The following is stuff from a failed "essay" of mine, hopefully improved by the music links...
"Here's my chance / to dance my way / out of my constriction" - Bootsy Collins
I think the world would be a better place if we could all plug in to the cosmic current and "let it flow." Every bit of the universe throbs with rhythm, layered & syncopated, from the pulse in your wrist to the lighthouse strobe of a pulsar, and all we have to do – to feel at home – is find the beat. (I blame the hippies for giving cosmic talk like that a bad name, and what with the drugs, light shows and bare feet, there was no way they could find the beat.)
[ Bootsy's Hollywood Squares remix at YouTube* ]
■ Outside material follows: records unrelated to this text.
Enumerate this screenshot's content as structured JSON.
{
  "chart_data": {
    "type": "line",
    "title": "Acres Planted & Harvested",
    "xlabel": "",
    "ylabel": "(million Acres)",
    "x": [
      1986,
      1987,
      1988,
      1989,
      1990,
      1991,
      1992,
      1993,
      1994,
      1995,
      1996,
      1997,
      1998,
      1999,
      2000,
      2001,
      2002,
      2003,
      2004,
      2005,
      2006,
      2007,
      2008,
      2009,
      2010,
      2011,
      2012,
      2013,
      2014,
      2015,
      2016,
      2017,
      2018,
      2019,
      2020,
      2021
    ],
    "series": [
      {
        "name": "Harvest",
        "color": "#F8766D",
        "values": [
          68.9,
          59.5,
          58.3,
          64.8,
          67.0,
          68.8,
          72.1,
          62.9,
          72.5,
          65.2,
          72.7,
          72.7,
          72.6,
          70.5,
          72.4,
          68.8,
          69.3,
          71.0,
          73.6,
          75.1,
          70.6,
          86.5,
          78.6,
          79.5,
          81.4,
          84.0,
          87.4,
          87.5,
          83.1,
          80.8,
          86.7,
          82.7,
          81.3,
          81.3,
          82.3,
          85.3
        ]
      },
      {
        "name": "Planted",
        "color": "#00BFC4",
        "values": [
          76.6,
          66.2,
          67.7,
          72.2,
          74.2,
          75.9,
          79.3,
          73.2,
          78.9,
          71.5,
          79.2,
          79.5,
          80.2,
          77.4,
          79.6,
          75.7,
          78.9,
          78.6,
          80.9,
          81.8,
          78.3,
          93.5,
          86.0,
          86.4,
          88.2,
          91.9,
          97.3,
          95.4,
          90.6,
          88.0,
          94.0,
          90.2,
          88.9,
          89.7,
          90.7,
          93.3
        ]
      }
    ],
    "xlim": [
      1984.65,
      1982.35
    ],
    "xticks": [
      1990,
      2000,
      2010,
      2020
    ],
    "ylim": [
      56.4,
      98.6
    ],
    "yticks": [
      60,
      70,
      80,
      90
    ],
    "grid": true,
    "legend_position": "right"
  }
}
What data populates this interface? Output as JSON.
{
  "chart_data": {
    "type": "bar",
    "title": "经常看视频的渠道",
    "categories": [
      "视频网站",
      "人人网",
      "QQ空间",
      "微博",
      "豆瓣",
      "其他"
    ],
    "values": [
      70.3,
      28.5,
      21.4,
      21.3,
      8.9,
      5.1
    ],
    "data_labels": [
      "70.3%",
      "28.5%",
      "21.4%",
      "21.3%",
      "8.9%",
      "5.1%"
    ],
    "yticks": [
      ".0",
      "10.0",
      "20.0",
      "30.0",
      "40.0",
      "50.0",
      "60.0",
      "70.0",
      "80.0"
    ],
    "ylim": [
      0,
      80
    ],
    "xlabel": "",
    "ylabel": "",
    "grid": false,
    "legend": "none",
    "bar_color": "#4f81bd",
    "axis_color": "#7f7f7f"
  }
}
"I can drink a whole Hennessy fifth / some call it a problem / I call it a gift" - Xzibit (pronounced "exhibit"), rapper
Now that we have the technology to become gods we choose instead to become Fantastic Voyeurs, snorkeling through the dyed hair and dead brain cells of D-list celebrities, watching them sin and suffer in our place.
I just hope Xzibit sounds as clever now as he did when he spit out those fearless lyrics, and isn't drinking generic vodka at the back of a supermarket parking lot, listening to his brain cells burst like bubble wrap.
I've been a big hip hop fan since the mid '80s. Though too much of it is brain-dead pop music, or vicious just to make a buck, there's a huge amount of beauty if you know where to listen: to the life-affirming intelligence of the layered soundscapes, the playful boasting and bittersweet yearning. And that's what I love about the music beyond its sound: the recognition that life is a struggle, a bittersweet thing that's trying to kill you just as hard as you're trying to love it.
[ Rhyme Poetic Mafia's bittersweet lament G Life at YouTube ]
"Life is the only thing worth living for" - Flipper, a sometimes glue-sniffingly-slow punk band
[ Flipper's Sex Bomb at YouTube ]
That might be the deepest one yet, and a good way to close – but here's just one more, from Too Short, a rapper who turned a sparse sound and dirty mind into gold, at least for a while:
"Life is / ... / too short..."
[ Too Short's Life is Too Short at YouTube ]
* Warner Music Group (WMG) made YouTube remove the video I used to link to here, likely cheating Bootsy out of some money, and certainly some glory, because listeners unfamiliar with this tune will never hear it and become fans.
There's a difference between outright piracy for profit and low-key sharing on the web, but corporations like WMG, Sony and Disney are only interested in protecting their profits, not the culture they've been allowed to monopolize and suck dry.